Media mogul under police investigation

 In Companies, News, Tax, Tax havens and offshores

Portugal’s Public Ministry has made the media, hotels and river cruise tycoon Mário Ferreira a legal suspect in the Operation Ferry case over the sale of the ship Atlântida.

The case involves suspected tax fraud and money laundering in the purchase and sale of the Atlântida and involves his company Douro Azul which operates cruises up and down the River Douro.
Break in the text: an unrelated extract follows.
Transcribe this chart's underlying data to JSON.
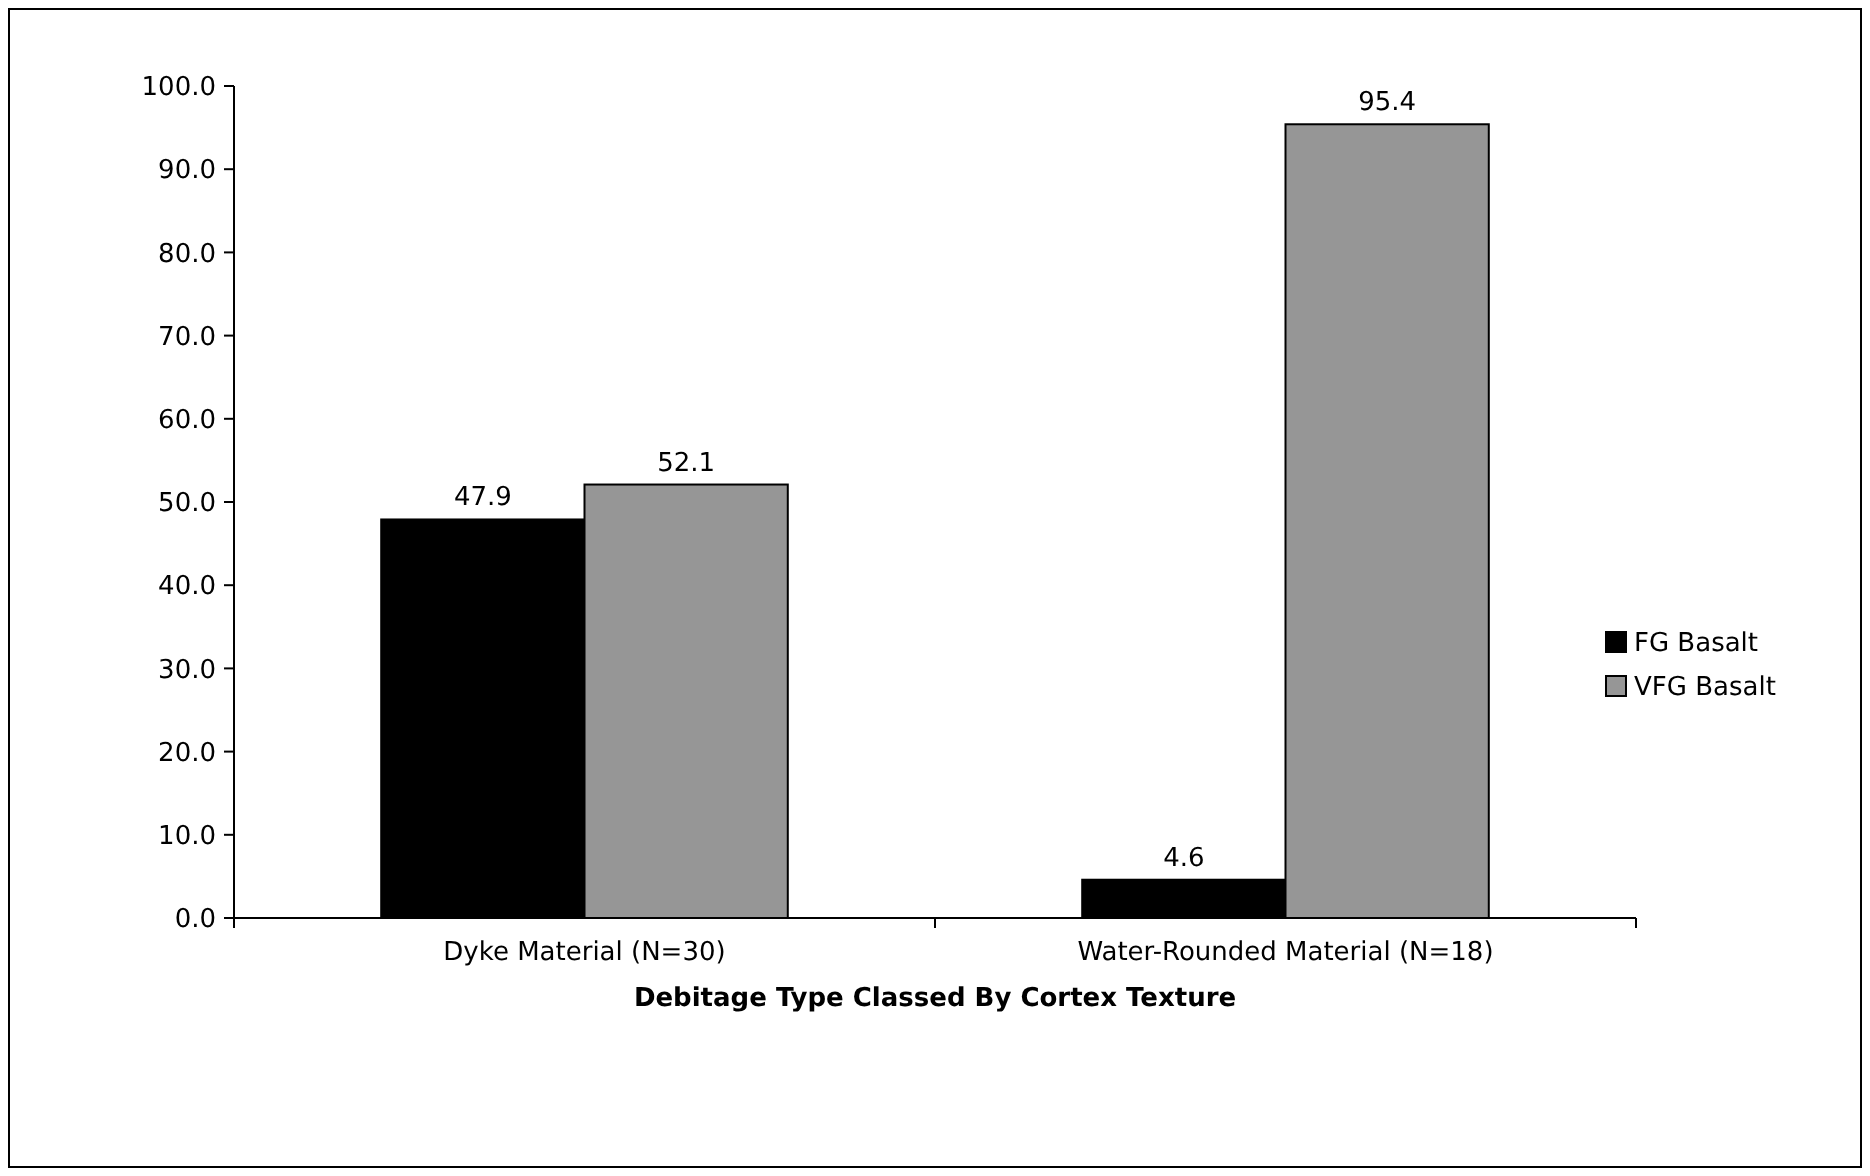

The tax authorities suspect Mário Ferreira may have committed tax fraud over the sale of Atlântida to a Norwegian firm for €17 million.
Tax agents and police armed with warrants from the criminal investigation department DCIAP undertook searches at the headquarters of his leisure cruises company Douro Azul in Porto according to the Portuguese Tax and Customs Authority (AT), and following the operation Mário Ferreira was made a legal suspect”.
The investigation refers to 2014-2016 and “involves a transaction made through another jurisdiction (offshore) so as to reduce taxable profits in Portugal”.
“This manoeuvre essentially aimed at reducing taxes paid on revenues on IRC income tax, as well as camouflaging an eventual distribution of profits obtained”.
The businessman himself asked to be made a legal suspect or ‘arguido’ and for a hearing to be organised as soon as possible.
In a letter addressed to the Portuguese Criminal Investigation Department (DCIAP) to which the online news service ECO had access (Ferreira is a shareholder in that too), Mário Ferreira, who owns a controlling share in the private media company Media Capital (TVI television station), explained through he agents that “there was no other alternative to having to deal with the continuous humiliations of which he has been and continues to be the target, and because of the responsibility that comes from the positions he holds, and the role he has in Portugal’s companies network.
The search at Douro Azul on Wednesday which involved eight different search warrants and was carried out by 12 tax inspectors, six IT specialists, 12 GNR police agents from its tax brigade (Ação Fiscal), and four GNR police from the GNR Territorial Command of Madeira.